Let me address another favorite one: “We’ve found that we do our own home-staging vs. hiring a professional stager. The professionals we’ve hired in the past cost a lot and the home still sat on the market for over 6 months.” I would LOVE to know if the agent who provided this quote actually picked the best stager or the cheapest. We are not all created equally. I would strongly recommend home sellers or agents considering DIY vs Professional Home Staging read Juliet Johnson’s blog about it. Watching a firestorm of comments in a private facebook chat last night after we viewed this blogs, here were some comments from uber successful home stagers about this phenom of poorly trained (and often cheap) stagers.
- “got one of those pro stagers here who gives them a staging kit. oh yeah…plus if you watch the staging shows that automatically qualifies you to be a stager. I actually went to a networking event, met a Realtor who had her young hairdresser with her who stages because she has a flair for decorating. ARE YOU KIDDING ME?”
- “I just got some photos from a photographer I know, he was shocked at the junk in this $800K property he photographed & he wanted to share his horror- the Realtor said she got the job “cheap” and it showed, I just don’t understand what they don’t get in this price point of home or think that “towels and fruit” work.”
- “I am turning away any vacant jobs that cannot afford to do it right. They’re turning to “budget” staging companies and comparing prices – I told them you will get what you pay for and I would not be able to comfortably stand by a product I don’t believe in or will work in their price point.”
- “I will tell prospects to go to websites and check portfolios when they tell me that my competitors are only charging X – if they want stick furniture & random pieces in their homes then by all means shop “XYZ co.” I am not them and have a brand to uphold.”
- “This issue is hot right now for me because I’ve gotten push back lately about pricing – which I am not budging on, I can’t because the furniture rental companies charge what they charge and I’m not working for free. Until we all start to value our selves and our businesses I continue to say this industry will remain small and not totally accepted by the RE community.”

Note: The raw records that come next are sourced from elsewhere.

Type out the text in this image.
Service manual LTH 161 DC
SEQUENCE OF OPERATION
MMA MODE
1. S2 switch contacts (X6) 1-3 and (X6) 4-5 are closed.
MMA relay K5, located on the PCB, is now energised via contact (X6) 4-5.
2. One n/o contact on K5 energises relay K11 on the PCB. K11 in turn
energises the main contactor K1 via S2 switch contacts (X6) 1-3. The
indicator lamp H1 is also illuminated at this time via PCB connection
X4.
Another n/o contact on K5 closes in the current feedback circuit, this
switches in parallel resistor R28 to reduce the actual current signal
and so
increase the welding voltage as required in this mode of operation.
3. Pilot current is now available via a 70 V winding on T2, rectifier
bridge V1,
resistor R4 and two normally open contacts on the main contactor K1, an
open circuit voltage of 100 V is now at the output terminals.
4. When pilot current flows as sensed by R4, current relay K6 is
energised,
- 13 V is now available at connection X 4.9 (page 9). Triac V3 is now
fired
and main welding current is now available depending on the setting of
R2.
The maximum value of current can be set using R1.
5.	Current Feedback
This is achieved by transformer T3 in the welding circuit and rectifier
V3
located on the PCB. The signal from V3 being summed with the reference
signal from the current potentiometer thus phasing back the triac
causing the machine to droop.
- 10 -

For years Real Estate Professionals have complained about the hobbyist REP that thinks real estate is just putting a sign in the yard and a listing in the MLS. They complain that homeowners think they do nothing to earn their commission because what they see are bad agents. Hello… McFly. That’s us now. As long as Real Estate Agents decide to tell their clients that they just need to lower the sale price of the home to get a buyer, the market will erode. There are homes, all across the country, that are selling at the top of the market bands. Within every neighborhood there is a top and bottom that the market will allow for a given home of a given size. Guess who gets the top of that and who gets the bottom. It’s not random. The top of the band are homes that are well maintained and attractive. The bottom ones aren’t. They are the majority of homes on MLS.

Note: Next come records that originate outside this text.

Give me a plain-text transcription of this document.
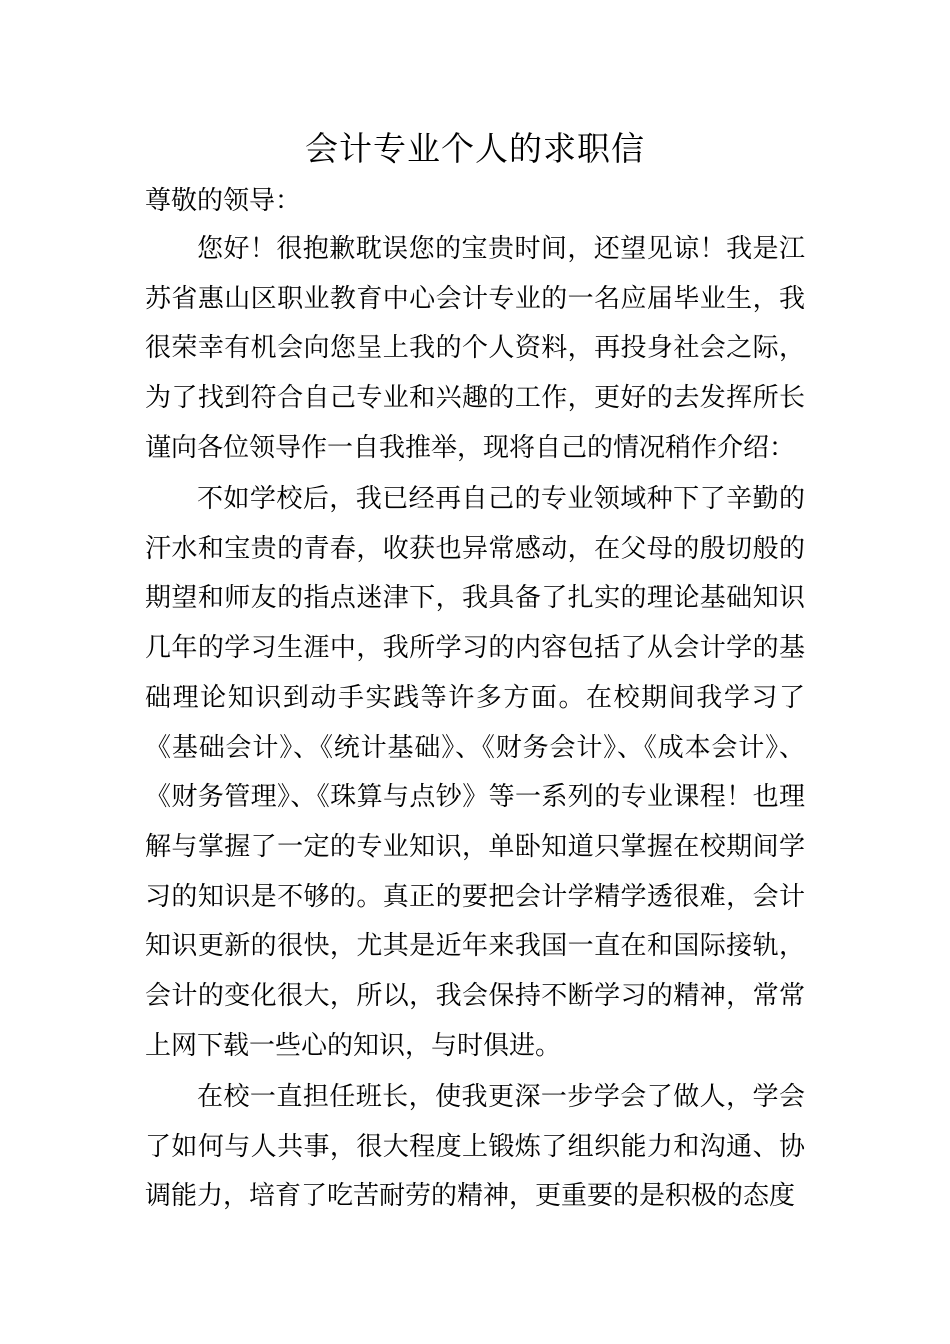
会计专业个人的求职信

尊敬的领导：

您好！很抱歉耽误您的宝贵时间，还望见谅！我是江苏省惠山区职业教育中心会计专业的一名应届毕业生，我很荣幸有机会向您呈上我的个人资料，再投身社会之际，为了找到符合自己专业和兴趣的工作，更好的去发挥所长谨向各位领导作一自我推举，现将自己的情况稍作介绍：

不如学校后，我已经再自己的专业领域种下了辛勤的汗水和宝贵的青春，收获也异常感动，在父母的殷切般的期望和师友的指点迷津下，我具备了扎实的理论基础知识几年的学习生涯中，我所学习的内容包括了从会计学的基础理论知识到动手实践等许多方面。在校期间我学习了《基础会计》、《统计基础》、《财务会计》、《成本会计》、《财务管理》、《珠算与点钞》等一系列的专业课程！也理解与掌握了一定的专业知识，单卧知道只掌握在校期间学习的知识是不够的。真正的要把会计学精学透很难，会计知识更新的很快，尤其是近年来我国一直在和国际接轨，会计的变化很大，所以，我会保持不断学习的精神，常常上网下载一些心的知识，与时俱进。

在校一直担任班长，使我更深一步学会了做人，学会了如何与人共事，很大程度上锻炼了组织能力和沟通、协调能力，培育了吃苦耐劳的精神，更重要的是积极的态度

Agents who want to earn more commission and spend less marketing dollar, who want clients whose homes sell quickly, at higher sale prices turn to staging. The rest are the typical agents who don’t make any money in this business. Sure, they might sell, but their profit margins are eaten alive with listings that cost them money. It isn’t always about having the most listings, sometimes it is about having the right listings – you know, the ones that sell.